At the end the honoured guests were all given more schnapps and each was handed a gift of a precious item of jewellery, collected from the dead. ‘Something for your loved ones back home,’ Eberl told them. ‘That is the way to a pretty girl’s heart.’ Coburg, unseen, had trodden the diamond ring he was given into the mud.

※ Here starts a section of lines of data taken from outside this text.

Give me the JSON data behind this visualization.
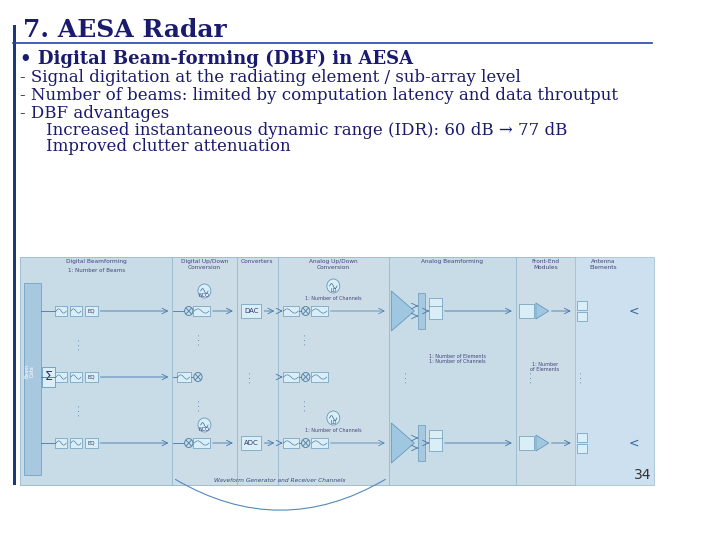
{
  "title": "7. AESA Radar",
  "title_color": "#1a1a6e",
  "title_fontsize": 18,
  "title_fontstyle": "bold",
  "bg_color": "#ffffff",
  "left_bar_color": "#1a3a7a",
  "header_line_color": "#2244aa",
  "bullet_lines": [
    {
      "text": "• Digital Beam-forming (DBF) in AESA",
      "indent": 0,
      "bold": true,
      "fontsize": 13
    },
    {
      "text": "- Signal digitation at the radiating element / sub-array level",
      "indent": 0,
      "bold": false,
      "fontsize": 12
    },
    {
      "text": "- Number of beams: limited by computation latency and data throutput",
      "indent": 0,
      "bold": false,
      "fontsize": 12
    },
    {
      "text": "- DBF advantages",
      "indent": 0,
      "bold": false,
      "fontsize": 12
    },
    {
      "text": "Increased instantaneous dynamic range (IDR): 60 dB → 77 dB",
      "indent": 1,
      "bold": false,
      "fontsize": 12
    },
    {
      "text": "Improved clutter attenuation",
      "indent": 1,
      "bold": false,
      "fontsize": 12
    }
  ],
  "page_number": "34",
  "text_color": "#1a1a6e",
  "diag_bg": "#d4e8f5",
  "diag_border": "#8ab0cc",
  "block_fc": "#b8d4e8",
  "block_ec": "#6699bb",
  "light_block_fc": "#daeef8",
  "section_label_color": "#444477",
  "arrow_color": "#4477aa"
}
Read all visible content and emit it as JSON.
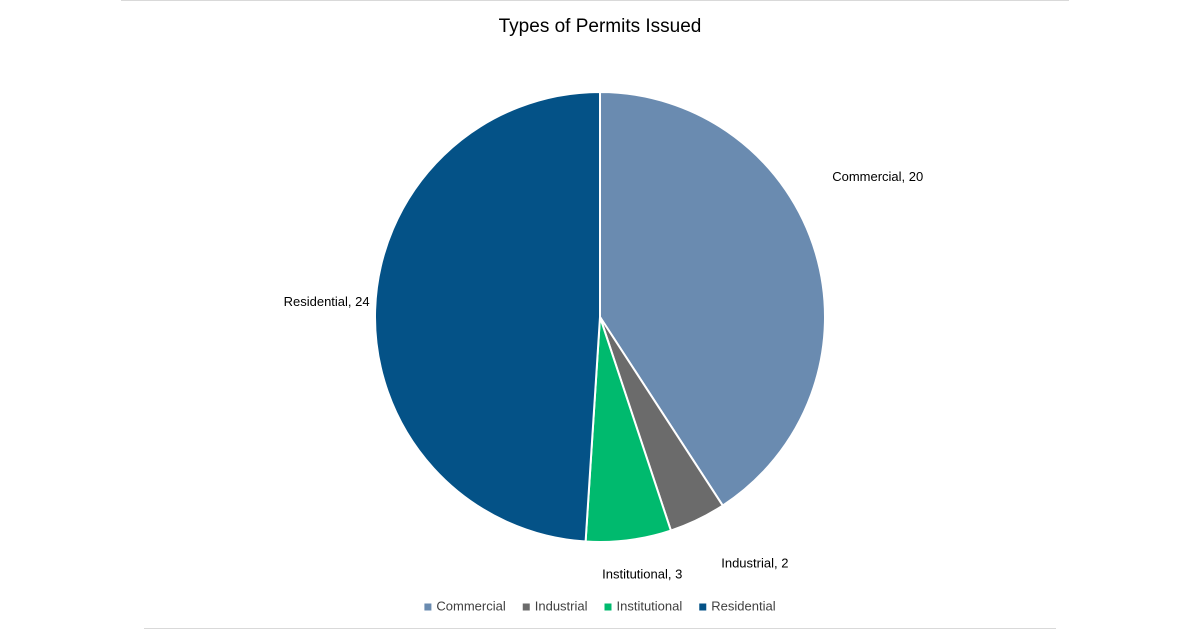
{
  "chart_data": {
    "type": "pie",
    "title": "Types of Permits Issued",
    "categories": [
      "Commercial",
      "Industrial",
      "Institutional",
      "Residential"
    ],
    "values": [
      20,
      2,
      3,
      24
    ],
    "colors": [
      "#6a8bb0",
      "#6b6b6b",
      "#00ba6e",
      "#045287"
    ],
    "data_labels": [
      "Commercial, 20",
      "Industrial, 2",
      "Institutional, 3",
      "Residential, 24"
    ],
    "legend": {
      "position": "bottom",
      "entries": [
        "Commercial",
        "Industrial",
        "Institutional",
        "Residential"
      ]
    },
    "start_angle": "12 o'clock, clockwise"
  }
}
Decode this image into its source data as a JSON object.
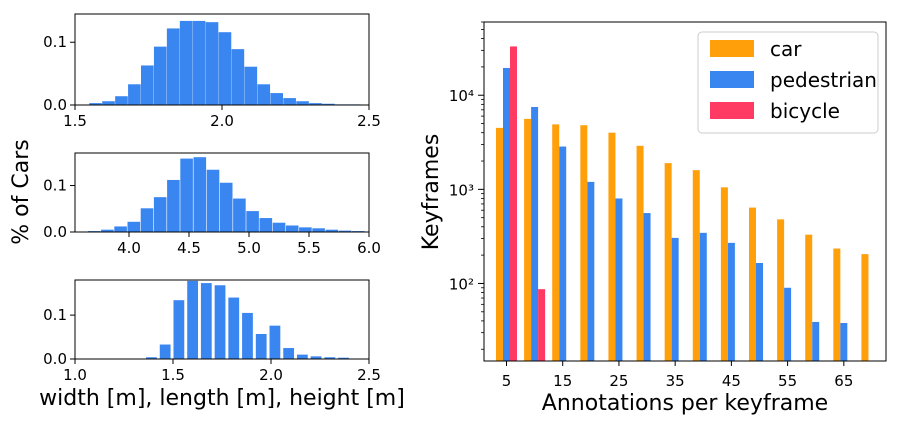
{
  "figure": {
    "shared_ylabel": "% of Cars",
    "shared_xlabel": "width [m], length [m], height [m]"
  },
  "colors": {
    "car": "#ff9f0a",
    "pedestrian": "#3a86f0",
    "bicycle": "#ff3b64",
    "axis": "#000000"
  },
  "chart_data": [
    {
      "id": "width",
      "type": "bar",
      "xlim": [
        1.5,
        2.5
      ],
      "ylim": [
        0,
        0.145
      ],
      "xticks": [
        1.5,
        2.0,
        2.5
      ],
      "xtick_labels": [
        "1.5",
        "2.0",
        "2.5"
      ],
      "yticks": [
        0,
        0.1
      ],
      "ytick_labels": [
        "0.0",
        "0.1"
      ],
      "bin_width": 0.043,
      "x": [
        1.57,
        1.614,
        1.658,
        1.702,
        1.746,
        1.79,
        1.834,
        1.878,
        1.922,
        1.966,
        2.01,
        2.054,
        2.098,
        2.142,
        2.186,
        2.23,
        2.274,
        2.318,
        2.362,
        2.406,
        2.45
      ],
      "values": [
        0.003,
        0.006,
        0.014,
        0.033,
        0.063,
        0.093,
        0.122,
        0.134,
        0.134,
        0.132,
        0.116,
        0.089,
        0.061,
        0.033,
        0.019,
        0.011,
        0.006,
        0.003,
        0.002,
        0.001,
        0.001
      ]
    },
    {
      "id": "length",
      "type": "bar",
      "xlim": [
        3.55,
        6.0
      ],
      "ylim": [
        0,
        0.17
      ],
      "xticks": [
        4.0,
        4.5,
        5.0,
        5.5,
        6.0
      ],
      "xtick_labels": [
        "4.0",
        "4.5",
        "5.0",
        "5.5",
        "6.0"
      ],
      "yticks": [
        0,
        0.1
      ],
      "ytick_labels": [
        "0.0",
        "0.1"
      ],
      "bin_width": 0.105,
      "x": [
        3.6,
        3.71,
        3.82,
        3.93,
        4.04,
        4.15,
        4.26,
        4.37,
        4.48,
        4.59,
        4.7,
        4.81,
        4.92,
        5.03,
        5.14,
        5.25,
        5.36,
        5.47,
        5.58,
        5.69,
        5.8,
        5.91
      ],
      "values": [
        0.001,
        0.002,
        0.005,
        0.012,
        0.022,
        0.051,
        0.075,
        0.112,
        0.158,
        0.161,
        0.134,
        0.106,
        0.072,
        0.045,
        0.03,
        0.02,
        0.014,
        0.01,
        0.008,
        0.005,
        0.003,
        0.002
      ]
    },
    {
      "id": "height",
      "type": "bar",
      "xlim": [
        1.0,
        2.5
      ],
      "ylim": [
        0,
        0.18
      ],
      "xticks": [
        1.0,
        1.5,
        2.0,
        2.5
      ],
      "xtick_labels": [
        "1.0",
        "1.5",
        "2.0",
        "2.5"
      ],
      "yticks": [
        0,
        0.1
      ],
      "ytick_labels": [
        "0.0",
        "0.1"
      ],
      "bin_width": 0.055,
      "x": [
        1.32,
        1.39,
        1.46,
        1.53,
        1.6,
        1.67,
        1.74,
        1.81,
        1.88,
        1.95,
        2.02,
        2.09,
        2.16,
        2.23,
        2.3,
        2.37,
        2.44
      ],
      "values": [
        0.001,
        0.004,
        0.033,
        0.134,
        0.178,
        0.173,
        0.168,
        0.14,
        0.105,
        0.057,
        0.076,
        0.025,
        0.01,
        0.006,
        0.004,
        0.003,
        0.001
      ]
    },
    {
      "id": "annotations",
      "type": "bar",
      "xlabel": "Annotations per keyframe",
      "ylabel": "Keyframes",
      "yscale": "log",
      "ylim": [
        15,
        60000
      ],
      "yticks": [
        100,
        1000,
        10000
      ],
      "ytick_labels": [
        "10²",
        "10³",
        "10⁴"
      ],
      "x": [
        5,
        10,
        15,
        20,
        25,
        30,
        35,
        40,
        45,
        50,
        55,
        60,
        65,
        70
      ],
      "xticks": [
        5,
        15,
        25,
        35,
        45,
        55,
        65
      ],
      "xtick_labels": [
        "5",
        "15",
        "25",
        "35",
        "45",
        "55",
        "65"
      ],
      "xlim": [
        1,
        72.5
      ],
      "legend": {
        "position": "top-right"
      },
      "series": [
        {
          "name": "car",
          "values": [
            4500,
            5600,
            4900,
            4800,
            4000,
            2900,
            1900,
            1600,
            1050,
            640,
            480,
            330,
            235,
            205
          ]
        },
        {
          "name": "pedestrian",
          "values": [
            19500,
            7500,
            2850,
            1200,
            800,
            560,
            305,
            345,
            270,
            165,
            90,
            39,
            38,
            null
          ]
        },
        {
          "name": "bicycle",
          "values": [
            33000,
            87,
            null,
            null,
            null,
            null,
            null,
            null,
            null,
            null,
            null,
            null,
            null,
            null
          ]
        }
      ]
    }
  ]
}
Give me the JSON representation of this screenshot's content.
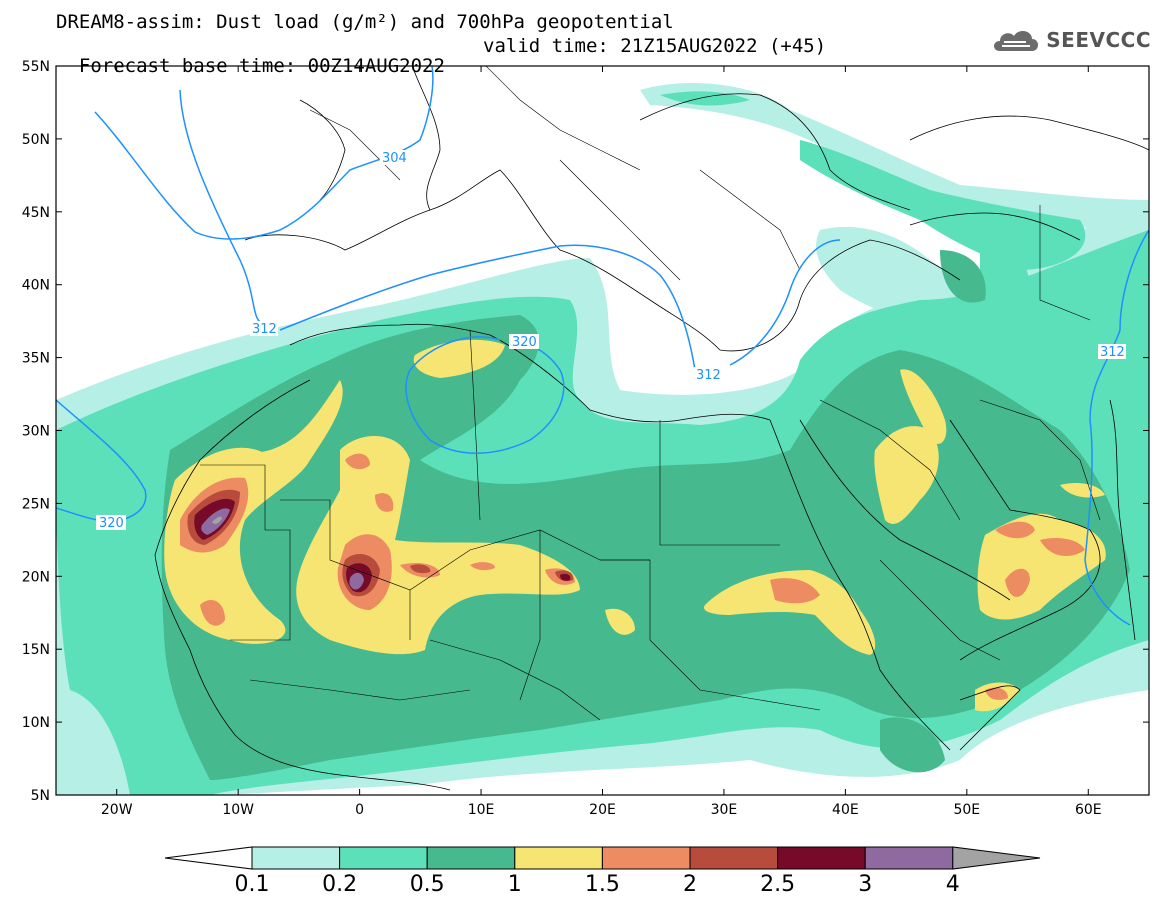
{
  "title": {
    "line1": "DREAM8-assim: Dust load (g/m²) and 700hPa geopotential",
    "base_time": "Forecast base time: 00Z14AUG2022",
    "valid_time": "valid time: 21Z15AUG2022 (+45)"
  },
  "logo": {
    "text": "SEEVCCC",
    "icon": "cloud-icon"
  },
  "map": {
    "lat_range": [
      5,
      55
    ],
    "lon_range": [
      -25,
      65
    ],
    "lat_ticks": [
      "55N",
      "50N",
      "45N",
      "40N",
      "35N",
      "30N",
      "25N",
      "20N",
      "15N",
      "10N",
      "5N"
    ],
    "lon_ticks": [
      "20W",
      "10W",
      "0",
      "10E",
      "20E",
      "30E",
      "40E",
      "50E",
      "60E"
    ],
    "contours": [
      {
        "label": "304",
        "color": "#1e90ff"
      },
      {
        "label": "312",
        "color": "#1e90ff"
      },
      {
        "label": "312",
        "color": "#1e90ff"
      },
      {
        "label": "312",
        "color": "#1e90ff"
      },
      {
        "label": "320",
        "color": "#1e90ff"
      },
      {
        "label": "320",
        "color": "#1e90ff"
      }
    ]
  },
  "colorbar": {
    "ticks": [
      "0.1",
      "0.2",
      "0.5",
      "1",
      "1.5",
      "2",
      "2.5",
      "3",
      "4"
    ],
    "colors": [
      "#b6efe5",
      "#5ce0b9",
      "#47b98f",
      "#f6e572",
      "#ed8b62",
      "#b84c3c",
      "#770a28",
      "#8e6aa0"
    ],
    "under_color": "#ffffff",
    "over_color": "#a3a3a3"
  }
}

He was ashamed now of everything. Ashamed of his unquestioning loyalty to the Nazis over the past twelve years, ashamed that he had fired bullets at pictures of Jews, ashamed of being rather pleased when the Nuremberg laws were brought in to restrict Jewish rights, ashamed of the ghettos and the transports which he had helped Eichmann organise, ashamed that he had been too stupid to understand that there was no new homeland in the East for the Jews. Only death.
Ashamed that he was an accomplice to mass murder.
No, the word ‘ashamed’ was not enough for the dep
ravity of what he had witnessed. It was a stain on his very name. A stain that would not be washed clean, however many generations came after him.
Here now, in this wooden hut on this little island, he threw more water on the stones, then more, until the air was burning hot. He wanted the steam to burn away the stain, to cleanse him. But he knew that 10,000 scaldings would never make him clean again.
Chapter 22
Wilde was curled up on the stone step outside the front door. The milkman looked at him for a few moments, then stepped past him and rang the bell. Lydia answered within a few moments. At first she saw the milkman’s irritating grin, then looked down with horror at Wilde.
‘Look what the cat didn’t quite bring in, Mrs Wilde,’ the milkman said, pointing at Wilde’s inert form.
Lydia hated it when the milkman called her Mrs Wilde, because he was quite aware that she was still Miss Morris, but on this occasion she ignored him. She was more concerned by the sight of Tom lying unconscious at her feet. She immediately knelt down beside him and put the back of her hand to his brow. Finding warmth, she breathed a sigh of relief.
‘Alive, is he, missus?’
She ignored the milkman. ‘Tom? Please wake up, Tom.’
He groaned.
Johnny was now at her side. ‘Daddy, Daddy,’ he said. ‘Daddy sleep.’
‘Let me give you a hand, Mrs Wilde,’ the milkman said. ‘Help you carry your old man inside? Looks like he had a few too many bevies last night.’
‘I’ll deal with it, thank you.’ Her retort was curt, and she instantly regretted it. Whether or not she liked the confounded milkman, she had to deal with him every day.